Convicted Real Estate, Check Scammer Now Faces Charges Of Ripping Off His Sister In Dubious Home Deal, Leaving Her & Kids Facing The Boot
- Target 13 Investigates has warned you about him before, and now a former mortgage broker convicted of theft and forgery has been arrested again. Michael Hoskisson is accused of pocketing over $25,000 from his sister who said she thought she was making mortgage payments to him.(1)
- Kammie Hoskisson-LaRose said she was stunned when she learned her Peyton home was in foreclosure, after she had been making payments to Hoskisson since 2009. "I'm overwhelmed," said LaRose. "I've put everything I have into re-doing the home."
- LaRose said she had always been close to her older brother and trusted him when he said he could help her own her dream home. LaRose said her credit score wasn't high enough to get her own mortgage, so Hoskisson told her that his mortgage company would buy the home from its owner, then LaRose would make payments to him and eventually apply for her own mortgage.
- According to Hoskisson's arrest affidavit, both LaRose and the home's owner, Michael Hill, believed Hoskisson had finalized the sale of the home. The Fourth Judicial District Attorney's Office said that never happened, and the last mortgage payment on the house was made by Hill in 2008. Hill's name is on the foreclosure documents.
- The D.A.'s office said the mortgage payments LaRose thought she was making had gone into her brother's personal bank account. [...] LaRose said she's trying to work something out with the bank, but it's not looking promising.
- "My name's not on anything, so I really don't have a say," she said. "They could tell me I'll be evicted in 30 days."
For more, see Springs Man Accused Of Stealing 25K From Sister (Woman May Lose Her Home).
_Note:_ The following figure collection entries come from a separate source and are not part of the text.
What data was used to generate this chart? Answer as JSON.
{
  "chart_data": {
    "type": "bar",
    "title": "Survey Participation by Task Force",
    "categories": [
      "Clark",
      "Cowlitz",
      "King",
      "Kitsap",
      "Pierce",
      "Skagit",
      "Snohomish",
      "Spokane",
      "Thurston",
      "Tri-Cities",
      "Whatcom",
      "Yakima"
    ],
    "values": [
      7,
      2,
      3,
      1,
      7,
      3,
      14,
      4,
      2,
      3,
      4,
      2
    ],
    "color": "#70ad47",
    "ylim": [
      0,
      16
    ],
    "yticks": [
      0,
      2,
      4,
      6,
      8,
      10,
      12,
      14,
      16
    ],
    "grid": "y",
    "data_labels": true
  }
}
(1) According to the report, Hoskisson is due in court for a hearing on September 16, and is facing charges of theft, identity theft and forgery. Reportedly, Hoskisson lost his mortgage broker license after pleading guilty to theft with a real estate transaction in 2009, and in 2011, he was convicted of forging over $73,000 in checks from an at-risk adult he befriended. Hoskisson was sentenced to five years probation and ordered to pay over $92,000 in restitution to the man's family, the story states.